While sovereign immunity shields the United States from liability arising out of this dispute, the United States nevertheless retains its status as a joint tortfeasor in negligently causing Porter’s death. The Court must still determine, though, whether the payments made by the United States constitute compensation from a collateral source. The Court FINDS that the funeral expenses did not come from a collateral source, but that the death gratuity payment did. Virginia law specifically provides for the recovery of funeral expenses in a wrongful death action. Va.Code Ann. § 8.01-52. Such expenses are readily quantifiable and identifiable, and Claimant would clearly benefit from a double recovery absent a set-off in the judgment for the expenses already reimbursed. Such a result would run counter to the principle that a tort victim is entitled to no more recovery than is necessary to be made whole. See Bullard, 595 S.E.2d at 288 (quoting Schickling v. Aspinall, 235 Va. 472, 369 S.E.2d 172, 174 (1988)) (explaining that the collateral source rule is intended to balance this principle with the principle that a defendant is liable for all damages that proximately result from his wrong). Unlike the funeral expenses reimbursement, the death gratuity payment bears no relation to the damages recoverable under Virginia law. It is simply a payment made to the families of deceased servicemen, irrespective of negligence. See Stencel Aero, 431 U.S. at 671, 97 S.Ct. 2054. The mere coincidence that the United States is also a joint tortfeasor should not act to diminish the liability of the joint tortfeasors and excuse them from compensating Claimant for all the damages that proximately resulted from their wrong. See Bullard, 595 S.E.2d at 288. Accordingly, the Court will not reduce the judgment by the amount of the death gratuity payment.

A Prejudgment Interest

Having turned to substantive state law to determine what damages are available to Claimant and who is responsible for paying those damages, the Court also turns to substantive state law to determine whether to award prejudgment interest on the assessed damages. Under Virginia law, prejudgment interest is a discretionary matter for the courts. Va. Code Ann. § 8.01-382 (explaining that courts “may provide for interest on any principal sum awarded, or any part thereof’).

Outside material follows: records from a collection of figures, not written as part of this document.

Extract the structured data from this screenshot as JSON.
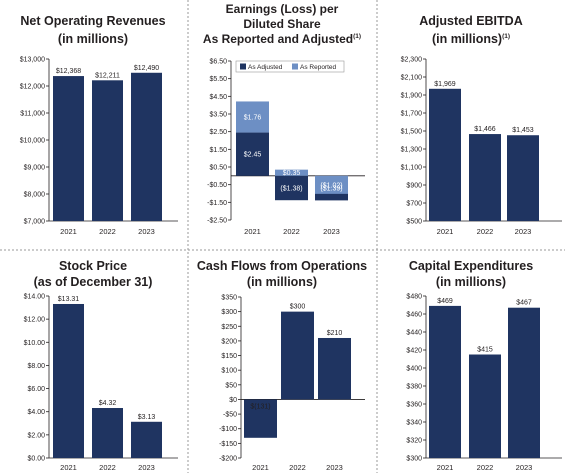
{
  "colors": {
    "adjusted": "#1f3461",
    "reported": "#6d8fc4",
    "bar": "#1f3461"
  },
  "chart_data": [
    {
      "type": "bar",
      "title": [
        "Net Operating Revenues",
        "(in millions)"
      ],
      "categories": [
        "2021",
        "2022",
        "2023"
      ],
      "values": [
        12368,
        12211,
        12490
      ],
      "data_labels": [
        "$12,368",
        "$12,211",
        "$12,490"
      ],
      "ylim": [
        7000,
        13000
      ],
      "yticks": [
        7000,
        8000,
        9000,
        10000,
        11000,
        12000,
        13000
      ],
      "ytick_labels": [
        "$7,000",
        "$8,000",
        "$9,000",
        "$10,000",
        "$11,000",
        "$12,000",
        "$13,000"
      ]
    },
    {
      "type": "bar",
      "title": [
        "Earnings (Loss) per",
        "Diluted Share",
        "As Reported and Adjusted"
      ],
      "title_superscript": "(1)",
      "categories": [
        "2021",
        "2022",
        "2023"
      ],
      "legend": [
        "As Adjusted",
        "As Reported"
      ],
      "legend_position": "top-right",
      "series": [
        {
          "name": "As Adjusted",
          "values": [
            2.45,
            -1.38,
            -1.39
          ],
          "labels": [
            "$2.45",
            "($1.38)",
            "($1.39)"
          ]
        },
        {
          "name": "As Reported",
          "values": [
            1.76,
            0.35,
            -1.02
          ],
          "labels": [
            "$1.76",
            "$0.35",
            "($1.02)"
          ]
        }
      ],
      "ylim": [
        -2.5,
        6.5
      ],
      "yticks": [
        -2.5,
        -1.5,
        -0.5,
        0.5,
        1.5,
        2.5,
        3.5,
        4.5,
        5.5,
        6.5
      ],
      "ytick_labels": [
        "-$2.50",
        "-$1.50",
        "-$0.50",
        "$0.50",
        "$1.50",
        "$2.50",
        "$3.50",
        "$4.50",
        "$5.50",
        "$6.50"
      ]
    },
    {
      "type": "bar",
      "title": [
        "Adjusted EBITDA",
        "(in millions)"
      ],
      "title_superscript": "(1)",
      "categories": [
        "2021",
        "2022",
        "2023"
      ],
      "values": [
        1969,
        1466,
        1453
      ],
      "data_labels": [
        "$1,969",
        "$1,466",
        "$1,453"
      ],
      "ylim": [
        500,
        2300
      ],
      "yticks": [
        500,
        700,
        900,
        1100,
        1300,
        1500,
        1700,
        1900,
        2100,
        2300
      ],
      "ytick_labels": [
        "$500",
        "$700",
        "$900",
        "$1,100",
        "$1,300",
        "$1,500",
        "$1,700",
        "$1,900",
        "$2,100",
        "$2,300"
      ]
    },
    {
      "type": "bar",
      "title": [
        "Stock Price",
        "(as of December 31)"
      ],
      "categories": [
        "2021",
        "2022",
        "2023"
      ],
      "values": [
        13.31,
        4.32,
        3.13
      ],
      "data_labels": [
        "$13.31",
        "$4.32",
        "$3.13"
      ],
      "ylim": [
        0,
        14
      ],
      "yticks": [
        0,
        2,
        4,
        6,
        8,
        10,
        12,
        14
      ],
      "ytick_labels": [
        "$0.00",
        "$2.00",
        "$4.00",
        "$6.00",
        "$8.00",
        "$10.00",
        "$12.00",
        "$14.00"
      ]
    },
    {
      "type": "bar",
      "title": [
        "Cash Flows from Operations",
        "(in millions)"
      ],
      "categories": [
        "2021",
        "2022",
        "2023"
      ],
      "values": [
        -131,
        300,
        210
      ],
      "data_labels": [
        "$(131)",
        "$300",
        "$210"
      ],
      "ylim": [
        -200,
        350
      ],
      "yticks": [
        -200,
        -150,
        -100,
        -50,
        0,
        50,
        100,
        150,
        200,
        250,
        300,
        350
      ],
      "ytick_labels": [
        "-$200",
        "-$150",
        "-$100",
        "-$50",
        "$0",
        "$50",
        "$100",
        "$150",
        "$200",
        "$250",
        "$300",
        "$350"
      ]
    },
    {
      "type": "bar",
      "title": [
        "Capital Expenditures",
        "(in millions)"
      ],
      "categories": [
        "2021",
        "2022",
        "2023"
      ],
      "values": [
        469,
        415,
        467
      ],
      "data_labels": [
        "$469",
        "$415",
        "$467"
      ],
      "ylim": [
        300,
        480
      ],
      "yticks": [
        300,
        320,
        340,
        360,
        380,
        400,
        420,
        440,
        460,
        480
      ],
      "ytick_labels": [
        "$300",
        "$320",
        "$340",
        "$360",
        "$380",
        "$400",
        "$420",
        "$440",
        "$460",
        "$480"
      ]
    }
  ]
}
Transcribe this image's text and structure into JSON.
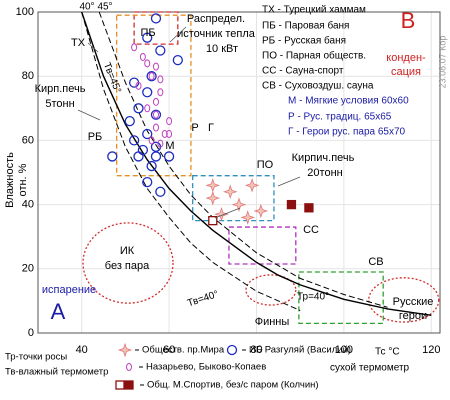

Vulcan’s liability in this matter was far from clear as this case proceeded to trial, and only at the conclusion of trial did the Court quantify the damage done by the combined negligence of Vulcan and the United States. Unlike in a typical maritime collision case, the damages awarded here were not and could not have been calculated simply by looking at some estimated bill or actual receipt. The parties therefore had no way of knowing before trial if the Court would award damages or, if it did, how much the Court would award. Additionally, the Court has taken a fairly significant amount of time to deliberate on the issues that remained unresolved following the trial, and has delayed entry of the judgment until the filing of this opinion. To require Vulcan to pay prejudgment interest during that time period would be to work injustice. Exercising its discretion, then, the Court DECLINES to award prejudgment interest in the instant matter.

IV. Judgment

Having FOUND Plaintiff Vulcan Materials Company to be jointly and severally liable for the wrongful death of Freddie N. Porter, Jr., and in accordance with the damages provisions of Virginia law, the Court GRANTS judgment for Claimant in the amount of one million two hundred fifty thousand dollars ($1,250,000.00), to be distributed as follows: six hundred thousand dollars ($600,000.00) to Cassita Massiah, Porter’s mother and custodial parent; three hundred thousand dollars ($300,-000.00) to Freddie Porter Sr., Porter’s father and non-custodial parent; and fifty thousand dollars ($50,000.00) to each of Porter’s seven siblings. Although Claimant is entitled to recover her expenses for Porter’s funeral, the United States has already reimbursed those expenses, and accordingly no provision is made therefor in this judgment.

The Clerk is REQUESTED to send a copy of this order to all counsel of record.

It is so ORDERED. 
      
      . This issue may be moot in view of the stipulated value of the Poole.